We have a report from a customer saying that on a very calm connection, like 
having only a single data packet within some minutes, if this packet gets to 
be re-transmitted, retrans_stamp is only cleared when the next acked packet is 
received. But this may make we abort the connection too soon if this next 
packet also gets lost, because the reference for the initial loss is still for 
a big while ago..

                    local-machine              remote-machine
                         |                           |
          send#1---->(*1)|--------> data#1 --------->|
                   |     |                           |
                  RTO    :                           :
                   |     |                           |
                  ---(*2)|----> data#1(retrans) ---->|
                   | (*3)|<---------- ACK <----------|
                   |     |                           |
                   |     :                           :
                   |     :                           :
                   |     :                           :
                 16 minutes (or more)                :
                   |     :                           :
                   |     :                           :
                   |     :                           :
                   |     |                           |
          send#2---->(*4)|--------> data#2 --------->|
                   |     |                           |
                  RTO    :                           :
                   |     |                           |
                  ---(*5)|----> data#2(retrans) ---->|
                   |     |                           |
                   |     |                           |
                 RTO*2   :                           :
                   |     |                           |
                   |     |                           |
       ETIMEDOUT<----(*6)|                           |
    (diagram is not mine)

ETIMEDOUT happens way too early, because that's based on (*2) stamp.

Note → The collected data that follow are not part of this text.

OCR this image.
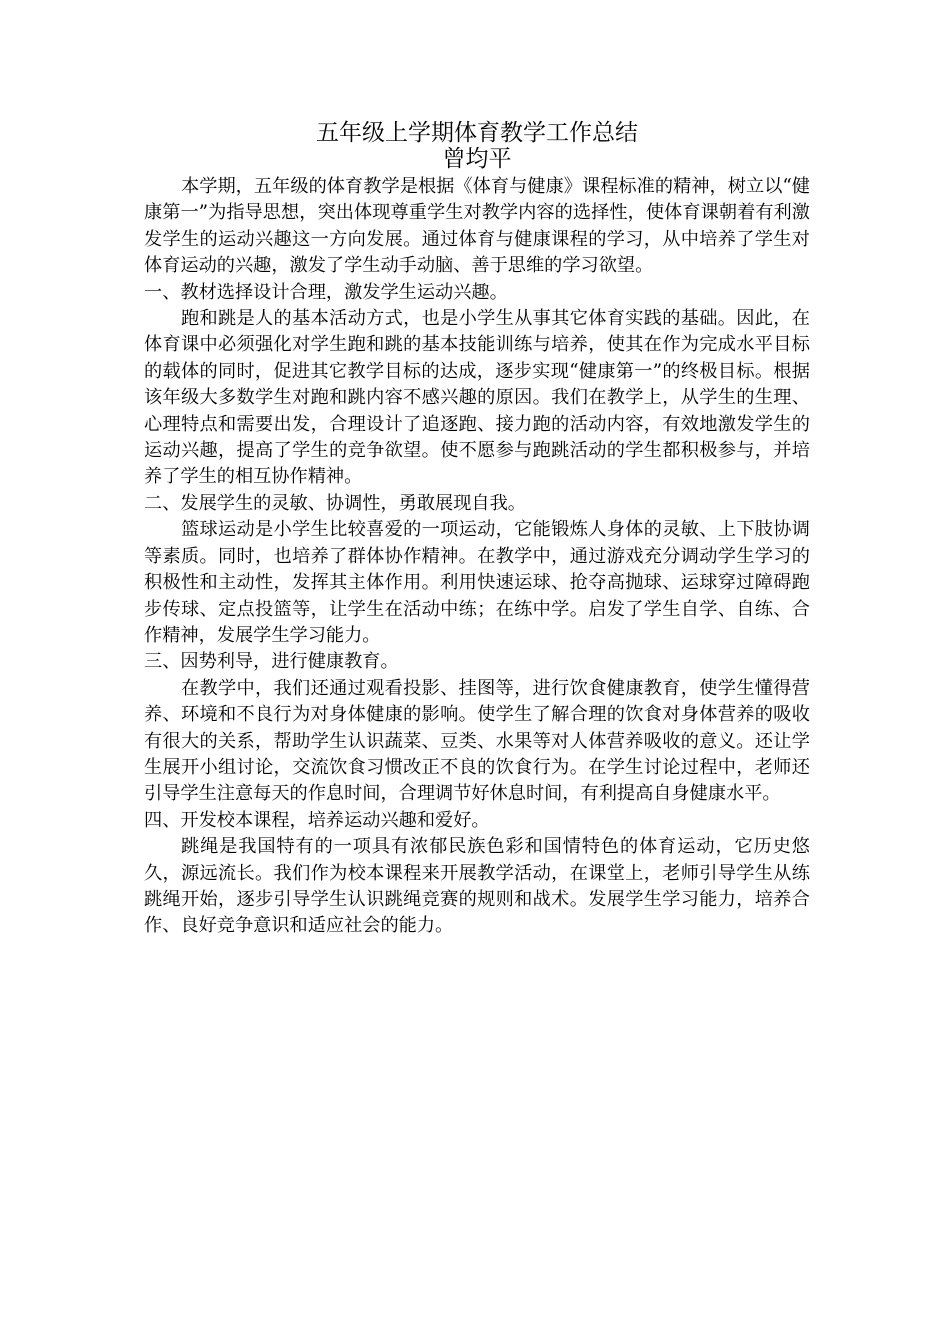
五年级上学期体育教学工作总结
曾均平

本学期，五年级的体育教学是根据《体育与健康》课程标准的精神，树立以“健康第一”为指导思想，突出体现尊重学生对教学内容的选择性，使体育课朝着有利激发学生的运动兴趣这一方向发展。通过体育与健康课程的学习，从中培养了学生对体育运动的兴趣，激发了学生动手动脑、善于思维的学习欲望。

一、教材选择设计合理，激发学生运动兴趣。

跑和跳是人的基本活动方式，也是小学生从事其它体育实践的基础。因此，在体育课中必须强化对学生跑和跳的基本技能训练与培养，使其在作为完成水平目标的载体的同时，促进其它教学目标的达成，逐步实现“健康第一”的终极目标。根据该年级大多数学生对跑和跳内容不感兴趣的原因。我们在教学上，从学生的生理、心理特点和需要出发，合理设计了追逐跑、接力跑的活动内容，有效地激发学生的运动兴趣，提高了学生的竞争欲望。使不愿参与跑跳活动的学生都积极参与，并培养了学生的相互协作精神。

二、发展学生的灵敏、协调性，勇敢展现自我。

篮球运动是小学生比较喜爱的一项运动，它能锻炼人身体的灵敏、上下肢协调等素质。同时，也培养了群体协作精神。在教学中，通过游戏充分调动学生学习的积极性和主动性，发挥其主体作用。利用快速运球、抢夺高抛球、运球穿过障碍跑步传球、定点投篮等，让学生在活动中练；在练中学。启发了学生自学、自练、合作精神，发展学生学习能力。

三、因势利导，进行健康教育。

在教学中，我们还通过观看投影、挂图等，进行饮食健康教育，使学生懂得营养、环境和不良行为对身体健康的影响。使学生了解合理的饮食对身体营养的吸收有很大的关系，帮助学生认识蔬菜、豆类、水果等对人体营养吸收的意义。还让学生展开小组讨论，交流饮食习惯改正不良的饮食行为。在学生讨论过程中，老师还引导学生注意每天的作息时间，合理调节好休息时间，有利提高自身健康水平。

四、开发校本课程，培养运动兴趣和爱好。

跳绳是我国特有的一项具有浓郁民族色彩和国情特色的体育运动，它历史悠久，源远流长。我们作为校本课程来开展教学活动，在课堂上，老师引导学生从练跳绳开始，逐步引导学生认识跳绳竞赛的规则和战术。发展学生学习能力，培养合作、良好竞争意识和适应社会的能力。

Question is, can't we really clear retrans_stamp on step (*3)? Like with:

@@ -2382,31 +2382,32 @@ static inline bool tcp_may_undo(const struct tcp_sock *tp)
  static bool tcp_try_undo_recovery(struct sock *sk)
  {
         struct tcp_sock *tp = tcp_sk(sk);

         if (tcp_may_undo(tp)) {
                 int mib_idx;

                 /* Happy end! We did not retransmit anything
                  * or our original transmission succeeded.
                  */
                 DBGUNDO(sk, inet_csk(sk)->icsk_ca_state == TCP_CA_Loss ? 
"loss" : "retrans");
                 tcp_undo_cwnd_reduction(sk, false);
                 if (inet_csk(sk)->icsk_ca_state == TCP_CA_Loss)
                         mib_idx = LINUX_MIB_TCPLOSSUNDO;
                 else
                         mib_idx = LINUX_MIB_TCPFULLUNDO;

                 NET_INC_STATS_BH(sock_net(sk), mib_idx);
         }
         if (tp->snd_una == tp->high_seq && tcp_is_reno(tp)) {
                 /* Hold old state until something *above* high_seq
                  * is ACKed. For Reno it is MUST to prevent false
                  * fast retransmits (RFC2582). SACK TCP is safe. */
                 tcp_moderate_cwnd(tp);
+               tp->retrans_stamp = 0;
                 return true;
         }
         tcp_set_ca_state(sk, TCP_CA_Open);
         return false;
  }

We would still hold state, at least part of it.. WDYT?

Thanks,
Marcelo